From an article from today’s NYT that has come to my inbox from multiple sources today:

The admissions team at Reed College, known for its free-spirited students, learned in March that the prospective freshman class it had so carefully composed after weeks of reviewing essays, scores and recommendations was unworkable. Money was the problem. Too many of the students needed financial aid, and the school did not have enough. So the director of financial aid gave the team another task: drop more than 100 needy students before sending out acceptances, and substitute those who could pay full freight.

Over 100 kids who would otherwise have been denied, admitted because of thier family income.  And over 100 kids who played by all the rules, got admitted to their “reach” school, and were  then were sent away.

So, if you’re mentoring kids who will be high school seniors next year, what do you tell them?  To reach and dream big or to be “realistic”?
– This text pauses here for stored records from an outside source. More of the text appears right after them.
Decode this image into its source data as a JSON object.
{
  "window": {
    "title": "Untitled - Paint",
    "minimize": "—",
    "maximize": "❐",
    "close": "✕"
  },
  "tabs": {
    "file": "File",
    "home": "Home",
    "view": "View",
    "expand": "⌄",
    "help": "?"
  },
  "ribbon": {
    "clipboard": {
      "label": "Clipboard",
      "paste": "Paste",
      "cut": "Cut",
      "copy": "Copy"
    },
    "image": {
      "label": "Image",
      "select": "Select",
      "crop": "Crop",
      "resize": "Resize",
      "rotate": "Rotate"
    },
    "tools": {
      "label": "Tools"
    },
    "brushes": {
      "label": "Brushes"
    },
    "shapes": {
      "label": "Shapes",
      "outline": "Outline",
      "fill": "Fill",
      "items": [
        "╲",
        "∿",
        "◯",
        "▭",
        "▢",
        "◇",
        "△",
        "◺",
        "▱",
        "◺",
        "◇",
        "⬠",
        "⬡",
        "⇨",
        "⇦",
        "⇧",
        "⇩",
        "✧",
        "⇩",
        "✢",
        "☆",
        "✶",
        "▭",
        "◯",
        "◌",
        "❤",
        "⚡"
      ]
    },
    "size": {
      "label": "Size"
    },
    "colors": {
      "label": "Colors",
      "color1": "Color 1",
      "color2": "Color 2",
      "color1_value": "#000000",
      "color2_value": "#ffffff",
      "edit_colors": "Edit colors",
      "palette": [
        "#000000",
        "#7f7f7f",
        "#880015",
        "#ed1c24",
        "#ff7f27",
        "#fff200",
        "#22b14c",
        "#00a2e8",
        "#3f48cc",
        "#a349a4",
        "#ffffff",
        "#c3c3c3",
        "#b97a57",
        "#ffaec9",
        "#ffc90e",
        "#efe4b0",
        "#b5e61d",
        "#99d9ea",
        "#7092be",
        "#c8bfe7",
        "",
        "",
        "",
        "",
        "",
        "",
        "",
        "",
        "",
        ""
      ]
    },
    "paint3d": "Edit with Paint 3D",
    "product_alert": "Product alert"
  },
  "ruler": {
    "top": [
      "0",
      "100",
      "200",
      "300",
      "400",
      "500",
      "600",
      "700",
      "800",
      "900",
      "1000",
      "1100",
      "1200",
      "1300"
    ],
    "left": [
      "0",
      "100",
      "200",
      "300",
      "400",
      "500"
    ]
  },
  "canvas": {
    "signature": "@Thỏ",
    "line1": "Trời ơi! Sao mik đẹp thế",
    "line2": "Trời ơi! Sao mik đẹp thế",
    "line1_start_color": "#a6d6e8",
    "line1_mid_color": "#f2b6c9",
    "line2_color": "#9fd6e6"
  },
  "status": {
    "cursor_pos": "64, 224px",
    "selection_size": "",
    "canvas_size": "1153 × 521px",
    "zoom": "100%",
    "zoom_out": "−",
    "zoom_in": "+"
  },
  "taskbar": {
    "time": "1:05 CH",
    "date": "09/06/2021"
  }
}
As my favorite social philosopher B. Springsteen once asked,

is a dream a lie that don’t come true, or is it something worse?


Tuesdays at 11:00

March 24, 2009

For weeks now, I’ve been doing — and too seldom writing about — Education and Class.

Every Tuesday at 11:00, I gather with a group of remarkable students who, next week, will begin mentoring  low-income/first generation high school juniors through the college application process.  I am their faculty adviser, and the instructor of record for the course in which they are all enrolled.

It’s been quite a ride.

Based on a program initiated four years ago on our flagship campus,  The Dream Project is student led. Students plan and lead the class sessions, arrange for speakers, make the  initial and follow-up contacts with the high schools, navigate campus bureaucracies to get things done like printing and banking, and — because this is a program to add, not dilute resources –  do fund raising.

The program has an explicit dual-focus:  Our university students will learn more about education and social mobility, college access and educational inequalities.  And high school students will learn more about writing powerful essays, finding scholarships, and aiming for colleges that they might not otherwise have considered.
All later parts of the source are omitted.